Sure, the product was right there, ripe for IRL interaction and appreciation, but unlike the easy-to-navigate, clutter-free website, the store was jumbled at the hands of die-hard Everlane junkies. Oof.
As a former retail employee, my immediate instinct was to grab a folding board and get to work on a pile of fisherman sweaters heaped unceremoniously on the entry table — however, I refrained, instead choosing to occupy myself by touching the $100 cashmere sweaters I’d lusted over online but had been too chicken to pull the trigger on without so much as a cheek-to-face rub (the ultimate test for softness, in my opinion).
It was precisely this type of consumer interaction with the product that inspired Everlane founder Michael Preysman to finally concede to opening a permanent brick-and-mortar space this year, with a second to open in 2018 in the company’s home base of San Francisco. (After notoriously telling The New York Times in 2012 that Everlane would “shut the company down before we go to physical retail," Preysman was forced to grin and bear it while his words were repeated back to him again and again.) “Online you can do things that are very different than in a physical manifestation,” Preysman told WWD in October, adding that a physical space also helps customers escape the "ADD world" of a cellphone shopping experience.
Unlike traditional retail, not all of the products displayed in store are available for purchase. A denim wall, for example, displays product in all cuts and sizes for the purpose of trying on; transactions, however, are actually conducted online.
Being a digital-first company, Everlane also implemented several tech-savvy perks, including buzzers to alert shoppers when a fitting room has opened up and an easy checkout system that utilizes existing Everlane customers’ shopping information. A wall featuring postcards with information about the company's various factories in Los Angeles, Peru and Vietnam reminded shoppers of the brand's commitment to transparency and ethical production.
In addition to acting as a vehicle for customers to connect IRL with the product, the store also will serve as a tool for Everlane to grow and interact its customer community by hosting panels and presentations.

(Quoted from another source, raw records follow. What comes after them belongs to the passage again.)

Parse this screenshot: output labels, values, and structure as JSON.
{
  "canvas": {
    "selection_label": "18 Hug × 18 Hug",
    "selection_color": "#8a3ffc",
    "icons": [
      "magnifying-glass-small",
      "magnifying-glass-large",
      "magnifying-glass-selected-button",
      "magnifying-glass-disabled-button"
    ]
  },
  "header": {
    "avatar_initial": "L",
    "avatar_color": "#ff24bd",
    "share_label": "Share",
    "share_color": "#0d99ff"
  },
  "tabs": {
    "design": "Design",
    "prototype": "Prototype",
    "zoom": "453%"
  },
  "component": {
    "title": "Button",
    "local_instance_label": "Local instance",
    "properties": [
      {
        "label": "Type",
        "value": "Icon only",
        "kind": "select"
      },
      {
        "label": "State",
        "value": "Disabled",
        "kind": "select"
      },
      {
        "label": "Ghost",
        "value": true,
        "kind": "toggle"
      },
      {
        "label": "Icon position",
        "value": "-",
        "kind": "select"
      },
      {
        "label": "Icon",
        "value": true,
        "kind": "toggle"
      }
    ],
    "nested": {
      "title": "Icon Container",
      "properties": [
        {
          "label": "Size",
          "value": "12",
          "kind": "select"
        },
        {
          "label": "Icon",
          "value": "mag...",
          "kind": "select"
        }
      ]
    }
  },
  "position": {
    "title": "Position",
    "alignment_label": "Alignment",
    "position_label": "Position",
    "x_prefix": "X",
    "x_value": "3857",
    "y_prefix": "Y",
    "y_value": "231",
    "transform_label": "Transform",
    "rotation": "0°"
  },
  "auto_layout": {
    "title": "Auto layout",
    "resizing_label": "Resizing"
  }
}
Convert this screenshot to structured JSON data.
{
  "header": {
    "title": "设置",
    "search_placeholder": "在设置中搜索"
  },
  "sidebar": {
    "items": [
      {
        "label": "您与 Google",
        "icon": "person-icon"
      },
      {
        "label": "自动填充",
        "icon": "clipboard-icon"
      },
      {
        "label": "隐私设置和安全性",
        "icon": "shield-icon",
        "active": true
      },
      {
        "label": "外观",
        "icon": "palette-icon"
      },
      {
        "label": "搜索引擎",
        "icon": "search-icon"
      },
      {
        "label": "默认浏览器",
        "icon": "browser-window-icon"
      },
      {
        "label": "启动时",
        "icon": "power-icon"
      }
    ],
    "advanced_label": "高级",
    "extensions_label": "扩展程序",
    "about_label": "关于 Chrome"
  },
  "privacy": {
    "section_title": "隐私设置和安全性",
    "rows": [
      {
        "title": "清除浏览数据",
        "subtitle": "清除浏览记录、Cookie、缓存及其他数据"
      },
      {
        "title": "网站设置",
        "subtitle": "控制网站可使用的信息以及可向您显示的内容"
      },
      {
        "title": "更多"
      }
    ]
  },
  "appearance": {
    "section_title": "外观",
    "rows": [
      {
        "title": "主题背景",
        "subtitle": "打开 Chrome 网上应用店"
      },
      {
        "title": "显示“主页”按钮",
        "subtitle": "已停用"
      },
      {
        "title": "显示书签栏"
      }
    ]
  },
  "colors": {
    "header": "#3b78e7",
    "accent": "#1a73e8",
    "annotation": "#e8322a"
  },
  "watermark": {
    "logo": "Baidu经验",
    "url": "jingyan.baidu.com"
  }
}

One can only assume that once the initial fervor of rabid Everlane fans subsides and associates adapt to the high volume of customer traffic (Disclaimer: In no way am I placing blame on the associates for the store’s messy state of affairs), the space will become a less stressful shopping destination. After all, shoppers can only appreciate the on-brand minimalist and unfussy designs if they can see them.